Our study has several limitations. First, our analyses were based on various assumptions for the simulation model. The low-cost lifestyle intervention program considered represents a group-based intervention in the communities based on DPP. Group-based interventions were shown to achieve the same effectiveness as individual programs or to be cost-effective before [18, 33, 34]. Also, the 4.4% weight loss observed in translational programs from the US National DPP in the first year [35] can be translated to a 35.4% risk reduction. Based on this evidence, the assumed intervention effect (25% risk reduction) seems reasonable. Still, we cannot rule out that effectiveness might be heterogeneous in high-risk groups according to different patient characteristic such as age, sex, family history of diabetes, or other risk factors. However, given that lifestyle intervention among individuals with prediabetes appear to be more effective among those with higher diabetes risk based on a noninvasive risk score [36], we believe our assumed intervention effect is rather conservative. We furthermore addressed uncertainty about this assumption in several sensitivity analyses. Although the diabetes incidence rates according to thresholds of diabetes risk are based on the large, fairly representative cohort studies ARIC and CHS, incidence could vary in different populations. Furthermore, we did not evaluate thresholds of diabetes risk below 5% for both risk scores. Our results indicate here that cutoffs lower than 5% might still be cost-effective if screening by fasting glucose follows initial risk score screening. In addition, the cost model has specifically been developed for cost-effectiveness analyses in a US context; generalizability of our findings to other countries is therefore unclear. We also assumed a one-off screening strategy for our simulation, but repetitive screening might change overall cost-effectiveness and thereby the optimal risk thresholds. Moreover, we assumed a screening scenario with 100% coverage in the population, and future studies are needed to evaluate different screening scenarios.
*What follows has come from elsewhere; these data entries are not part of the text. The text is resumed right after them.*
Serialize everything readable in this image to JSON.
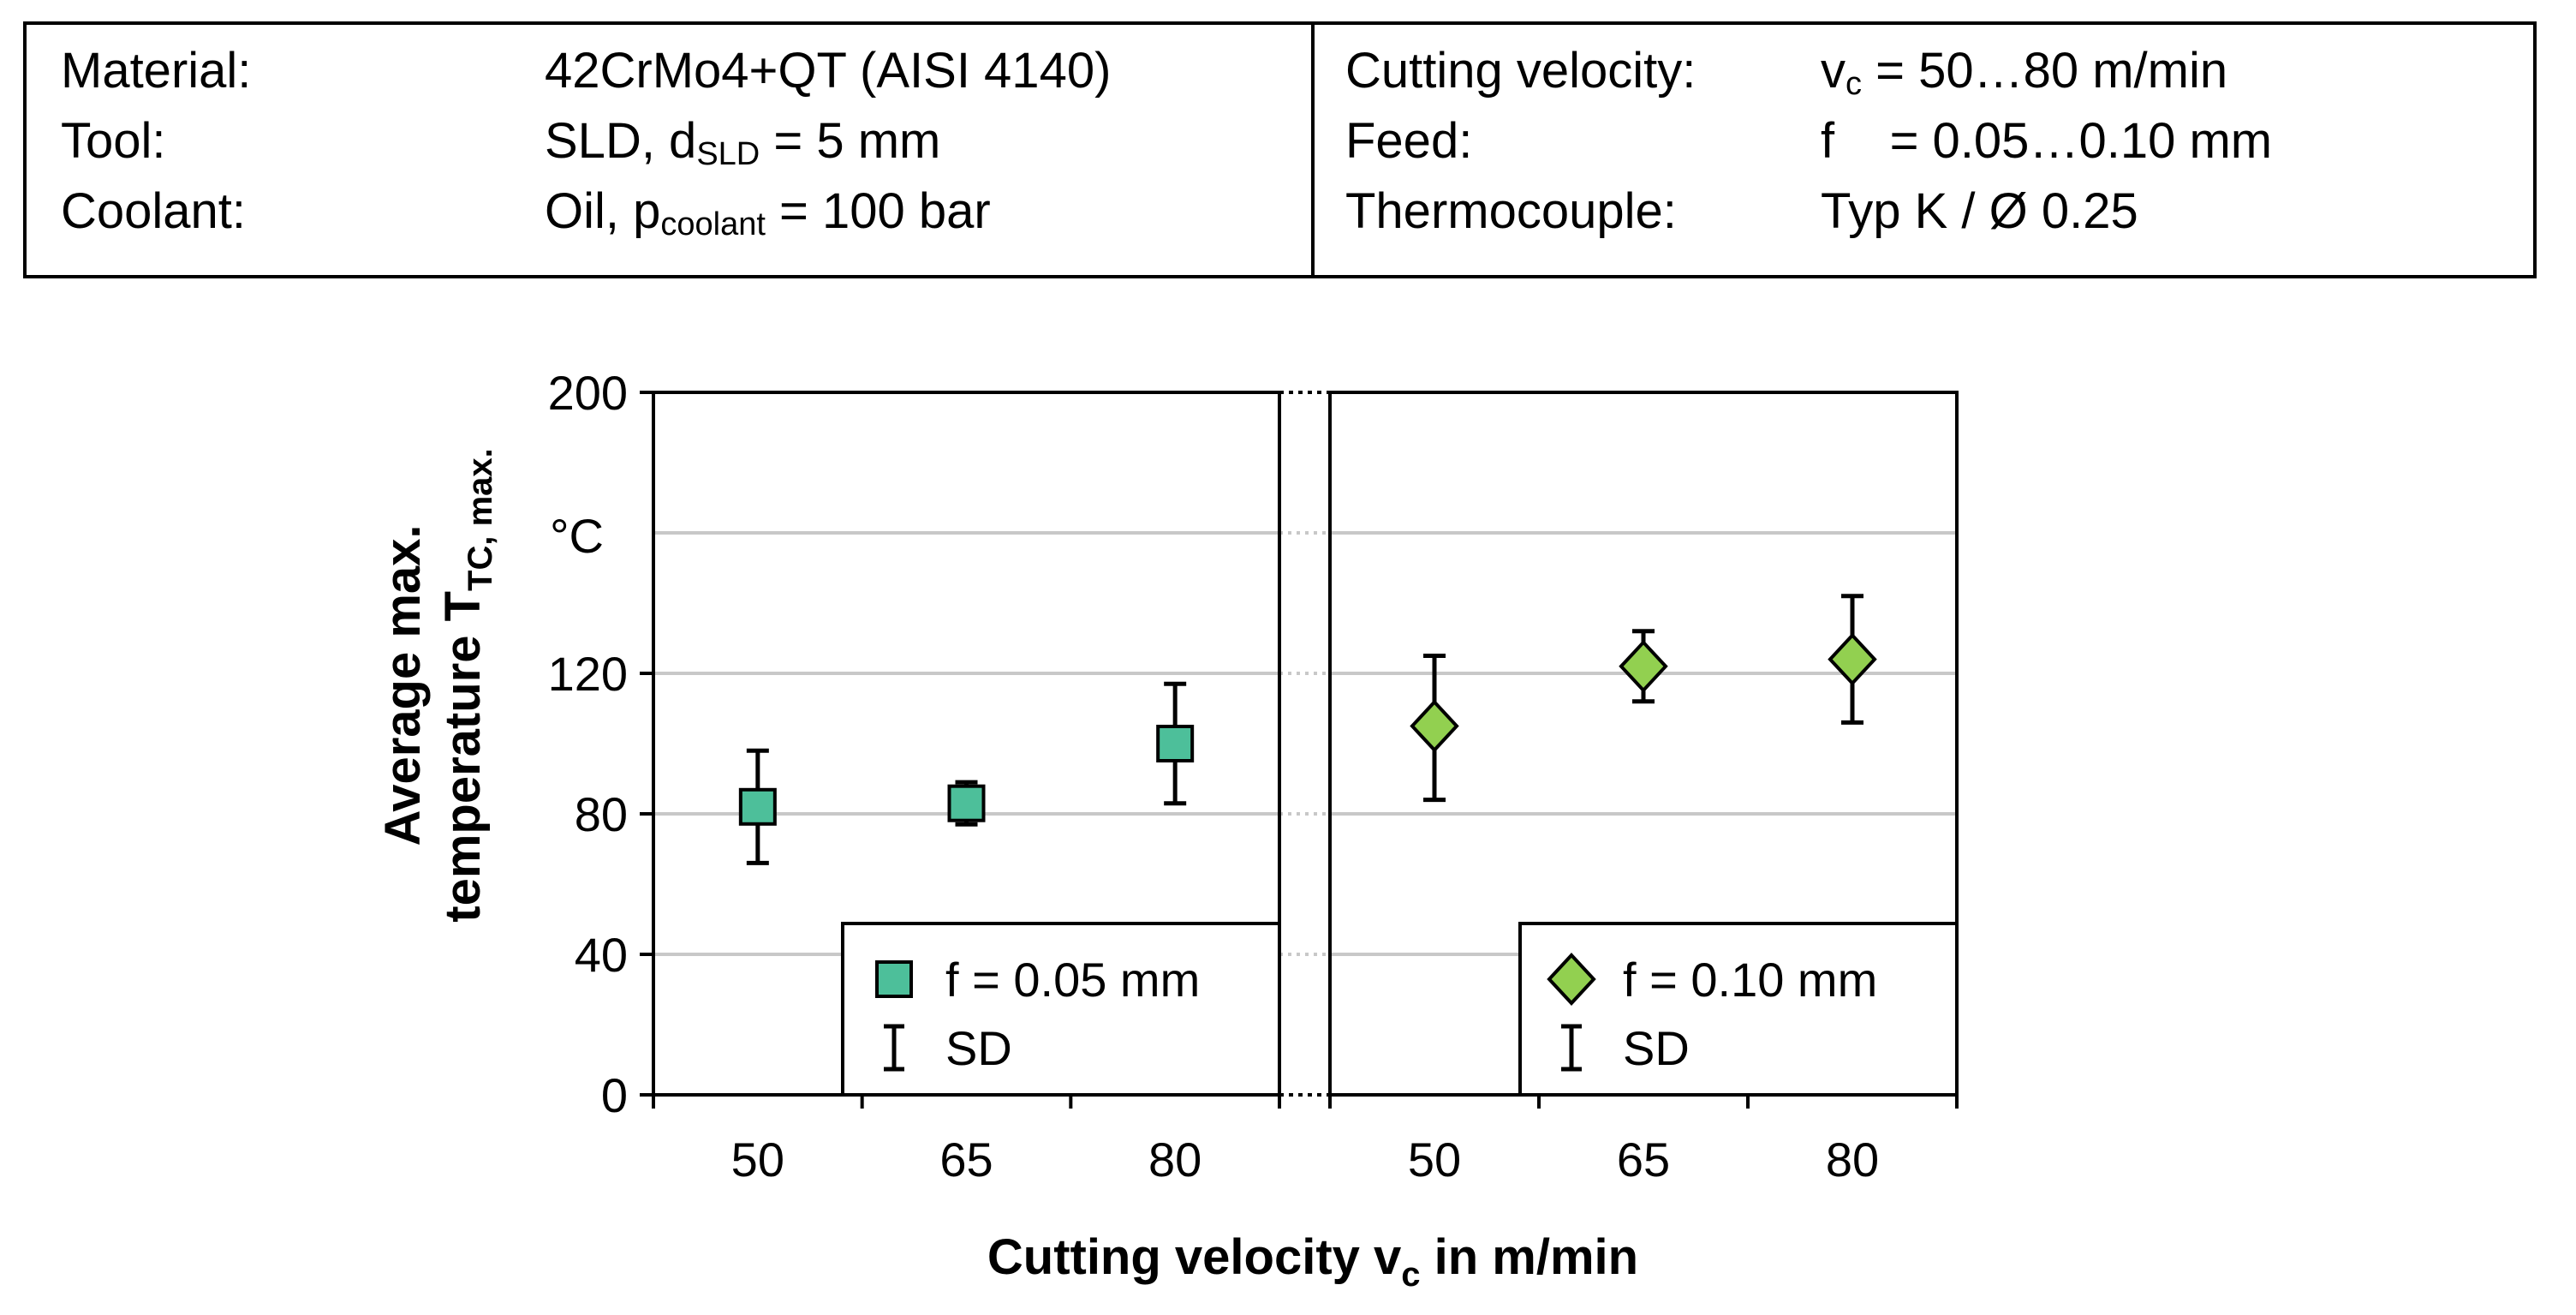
{
  "params": {
    "material_label": "Material:",
    "material_value": "42CrMo4+QT (AISI 4140)",
    "tool_label": "Tool:",
    "tool_value_prefix": "SLD, d",
    "tool_value_sub": "SLD",
    "tool_value_suffix": " = 5 mm",
    "coolant_label": "Coolant:",
    "coolant_value_prefix": "Oil, p",
    "coolant_value_sub": "coolant",
    "coolant_value_suffix": " = 100 bar",
    "velocity_label": "Cutting velocity:",
    "velocity_value_prefix": "v",
    "velocity_value_sub": "c",
    "velocity_value_suffix": " = 50…80 m/min",
    "feed_label": "Feed:",
    "feed_value": "f    = 0.05…0.10 mm",
    "thermocouple_label": "Thermocouple:",
    "thermocouple_value": "Typ K / Ø 0.25"
  },
  "chart_data": {
    "type": "scatter",
    "ylabel_line1": "Average max.",
    "ylabel_line2_main": "temperature T",
    "ylabel_line2_sub": "TC, max.",
    "yunit": "°C",
    "ylim": [
      0,
      200
    ],
    "yticks": [
      0,
      40,
      80,
      120,
      200
    ],
    "xlabel_main": "Cutting velocity v",
    "xlabel_sub": "c",
    "xlabel_suffix": " in m/min",
    "grid": true,
    "panels": [
      {
        "categories": [
          "50",
          "65",
          "80"
        ],
        "series": [
          {
            "name": "f = 0.05 mm",
            "marker": "square",
            "color": "#4dbf9a",
            "values": [
              82,
              83,
              100
            ],
            "sd_low": [
              66,
              77,
              83
            ],
            "sd_high": [
              98,
              89,
              117
            ]
          }
        ],
        "legend": {
          "series_label": "f = 0.05 mm",
          "sd_label": "SD",
          "position": "bottom-right"
        }
      },
      {
        "categories": [
          "50",
          "65",
          "80"
        ],
        "series": [
          {
            "name": "f = 0.10 mm",
            "marker": "diamond",
            "color": "#92d050",
            "values": [
              105,
              122,
              124
            ],
            "sd_low": [
              84,
              112,
              106
            ],
            "sd_high": [
              125,
              132,
              142
            ]
          }
        ],
        "legend": {
          "series_label": "f = 0.10 mm",
          "sd_label": "SD",
          "position": "bottom-right"
        }
      }
    ]
  }
}
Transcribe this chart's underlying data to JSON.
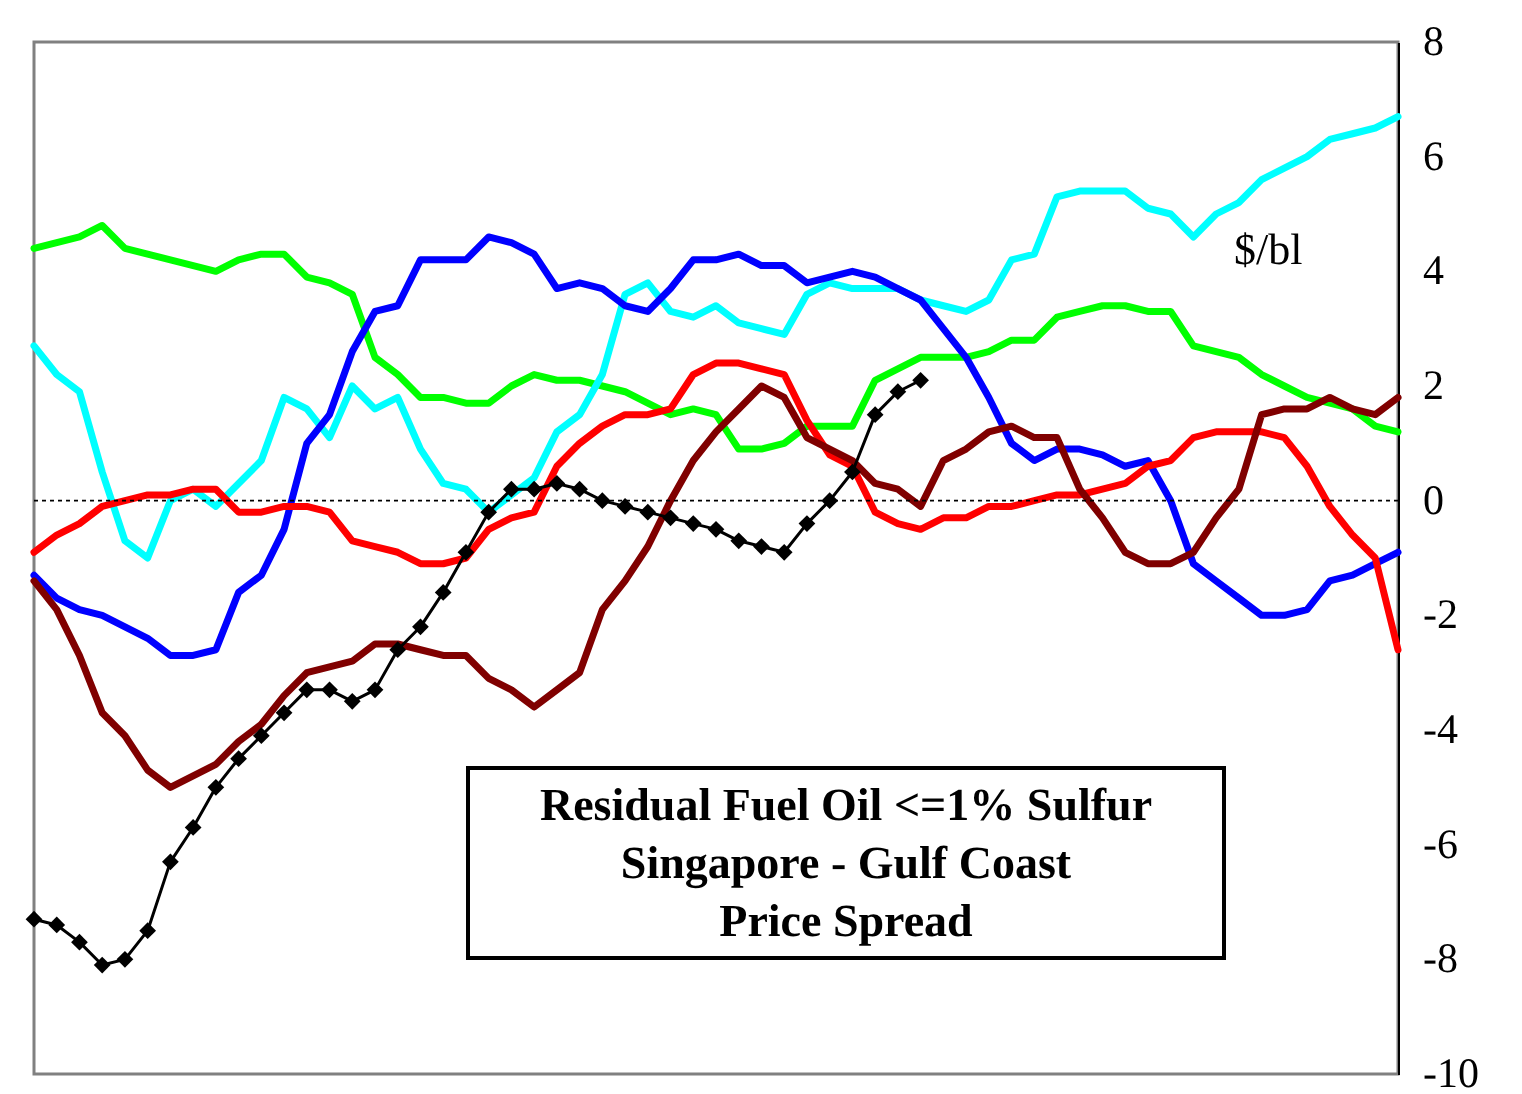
{
  "chart_data": {
    "type": "line",
    "title": "Residual Fuel Oil <=1% Sulfur\nSingapore - Gulf Coast\nPrice Spread",
    "ylabel": "$/bl",
    "categories": [
      null,
      null,
      null,
      null,
      null,
      null,
      null,
      null,
      null,
      null,
      null,
      null,
      null,
      null,
      null,
      null,
      null,
      null,
      null,
      null,
      null,
      null,
      null,
      null,
      null,
      null,
      null,
      null,
      null,
      null,
      null,
      null,
      null,
      null,
      null,
      null,
      null,
      null,
      null,
      null,
      null,
      null,
      null,
      null,
      null,
      null,
      null,
      null,
      null,
      null,
      null,
      null,
      null,
      null,
      null,
      null,
      null,
      null,
      null,
      null,
      null
    ],
    "ylim": [
      -10,
      8
    ],
    "yticks": [
      -10,
      -8,
      -6,
      -4,
      -2,
      0,
      2,
      4,
      6,
      8
    ],
    "tick_labels": "y",
    "marker": "none",
    "ref_lines": [
      {
        "axis": "y",
        "value": 0,
        "color": "#000000",
        "line_style": "dotted"
      }
    ],
    "series": [
      {
        "color": "#00ff00",
        "values": [
          4.4,
          4.5,
          4.6,
          4.8,
          4.4,
          4.3,
          4.2,
          4.1,
          4.0,
          4.2,
          4.3,
          4.3,
          3.9,
          3.8,
          3.6,
          2.5,
          2.2,
          1.8,
          1.8,
          1.7,
          1.7,
          2.0,
          2.2,
          2.1,
          2.1,
          2.0,
          1.9,
          1.7,
          1.5,
          1.6,
          1.5,
          0.9,
          0.9,
          1.0,
          1.3,
          1.3,
          1.3,
          2.1,
          2.3,
          2.5,
          2.5,
          2.5,
          2.6,
          2.8,
          2.8,
          3.2,
          3.3,
          3.4,
          3.4,
          3.3,
          3.3,
          2.7,
          2.6,
          2.5,
          2.2,
          2.0,
          1.8,
          1.7,
          1.6,
          1.3,
          1.2
        ]
      },
      {
        "color": "#00ffff",
        "values": [
          2.7,
          2.2,
          1.9,
          0.5,
          -0.7,
          -1.0,
          0.0,
          0.2,
          -0.1,
          0.3,
          0.7,
          1.8,
          1.6,
          1.1,
          2.0,
          1.6,
          1.8,
          0.9,
          0.3,
          0.2,
          -0.2,
          0.1,
          0.4,
          1.2,
          1.5,
          2.2,
          3.6,
          3.8,
          3.3,
          3.2,
          3.4,
          3.1,
          3.0,
          2.9,
          3.6,
          3.8,
          3.7,
          3.7,
          3.7,
          3.5,
          3.4,
          3.3,
          3.5,
          4.2,
          4.3,
          5.3,
          5.4,
          5.4,
          5.4,
          5.1,
          5.0,
          4.6,
          5.0,
          5.2,
          5.6,
          5.8,
          6.0,
          6.3,
          6.4,
          6.5,
          6.7
        ]
      },
      {
        "color": "#0000ff",
        "values": [
          -1.3,
          -1.7,
          -1.9,
          -2.0,
          -2.2,
          -2.4,
          -2.7,
          -2.7,
          -2.6,
          -1.6,
          -1.3,
          -0.5,
          1.0,
          1.5,
          2.6,
          3.3,
          3.4,
          4.2,
          4.2,
          4.2,
          4.6,
          4.5,
          4.3,
          3.7,
          3.8,
          3.7,
          3.4,
          3.3,
          3.7,
          4.2,
          4.2,
          4.3,
          4.1,
          4.1,
          3.8,
          3.9,
          4.0,
          3.9,
          3.7,
          3.5,
          3.0,
          2.5,
          1.8,
          1.0,
          0.7,
          0.9,
          0.9,
          0.8,
          0.6,
          0.7,
          0.0,
          -1.1,
          -1.4,
          -1.7,
          -2.0,
          -2.0,
          -1.9,
          -1.4,
          -1.3,
          -1.1,
          -0.9
        ]
      },
      {
        "color": "#ff0000",
        "values": [
          -0.9,
          -0.6,
          -0.4,
          -0.1,
          0.0,
          0.1,
          0.1,
          0.2,
          0.2,
          -0.2,
          -0.2,
          -0.1,
          -0.1,
          -0.2,
          -0.7,
          -0.8,
          -0.9,
          -1.1,
          -1.1,
          -1.0,
          -0.5,
          -0.3,
          -0.2,
          0.6,
          1.0,
          1.3,
          1.5,
          1.5,
          1.6,
          2.2,
          2.4,
          2.4,
          2.3,
          2.2,
          1.4,
          0.8,
          0.6,
          -0.2,
          -0.4,
          -0.5,
          -0.3,
          -0.3,
          -0.1,
          -0.1,
          0.0,
          0.1,
          0.1,
          0.2,
          0.3,
          0.6,
          0.7,
          1.1,
          1.2,
          1.2,
          1.2,
          1.1,
          0.6,
          -0.1,
          -0.6,
          -1.0,
          -2.6
        ]
      },
      {
        "color": "#800000",
        "values": [
          -1.4,
          -1.9,
          -2.7,
          -3.7,
          -4.1,
          -4.7,
          -5.0,
          -4.8,
          -4.6,
          -4.2,
          -3.9,
          -3.4,
          -3.0,
          -2.9,
          -2.8,
          -2.5,
          -2.5,
          -2.6,
          -2.7,
          -2.7,
          -3.1,
          -3.3,
          -3.6,
          -3.3,
          -3.0,
          -1.9,
          -1.4,
          -0.8,
          0.0,
          0.7,
          1.2,
          1.6,
          2.0,
          1.8,
          1.1,
          0.9,
          0.7,
          0.3,
          0.2,
          -0.1,
          0.7,
          0.9,
          1.2,
          1.3,
          1.1,
          1.1,
          0.2,
          -0.3,
          -0.9,
          -1.1,
          -1.1,
          -0.9,
          -0.3,
          0.2,
          1.5,
          1.6,
          1.6,
          1.8,
          1.6,
          1.5,
          1.8
        ]
      },
      {
        "color": "#000000",
        "marker": "diamond",
        "values": [
          -7.3,
          -7.4,
          -7.7,
          -8.1,
          -8.0,
          -7.5,
          -6.3,
          -5.7,
          -5.0,
          -4.5,
          -4.1,
          -3.7,
          -3.3,
          -3.3,
          -3.5,
          -3.3,
          -2.6,
          -2.2,
          -1.6,
          -0.9,
          -0.2,
          0.2,
          0.2,
          0.3,
          0.2,
          0.0,
          -0.1,
          -0.2,
          -0.3,
          -0.4,
          -0.5,
          -0.7,
          -0.8,
          -0.9,
          -0.4,
          0.0,
          0.5,
          1.5,
          1.9,
          2.1,
          null,
          null,
          null,
          null,
          null,
          null,
          null,
          null,
          null,
          null,
          null,
          null,
          null,
          null,
          null,
          null,
          null,
          null,
          null,
          null,
          null
        ]
      }
    ]
  }
}
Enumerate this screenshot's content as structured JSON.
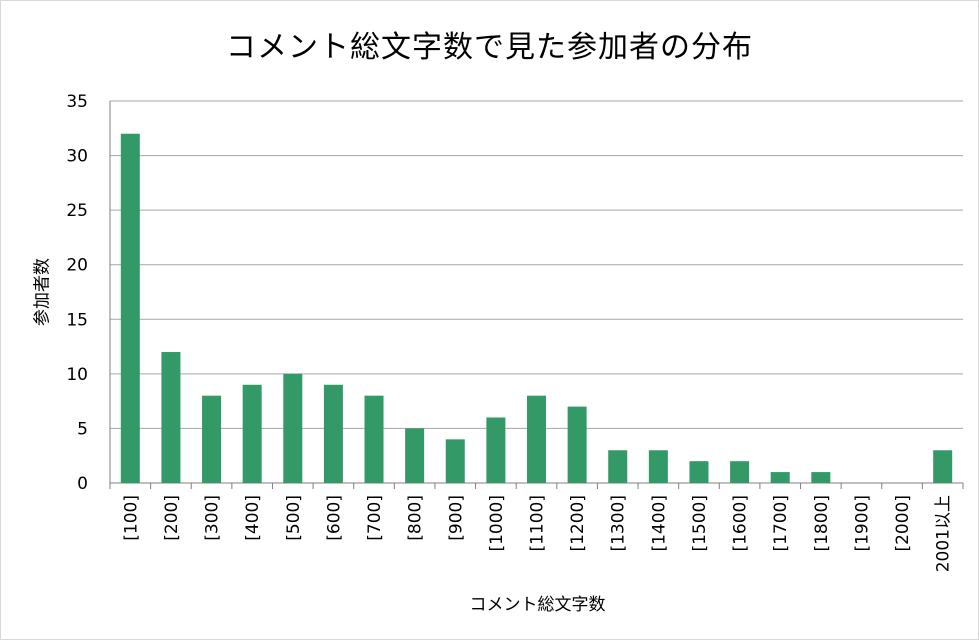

In conclusion, our findings suggest that noninvasive diabetes risk scores, such as the GDRS or the ARIC 2009 score, allow identification of high-risk target groups for cost-effective lifestyle interventions to prevent type 2 diabetes. The findings specifically support economically optimal thresholds of predicted risk derived from these risk scores for targeting community-based lifestyle interventions under a US healthcare system perspective. Such thresholds can be used to justify categories of risk when risk scores are used as tests in clinical practice. Our finding, that risk score based screening followed by fasting glucose testing increases cost-effectiveness supports current recommendations to use risk test to guide providers on whether performing a diagnostic test for prediabetes [5].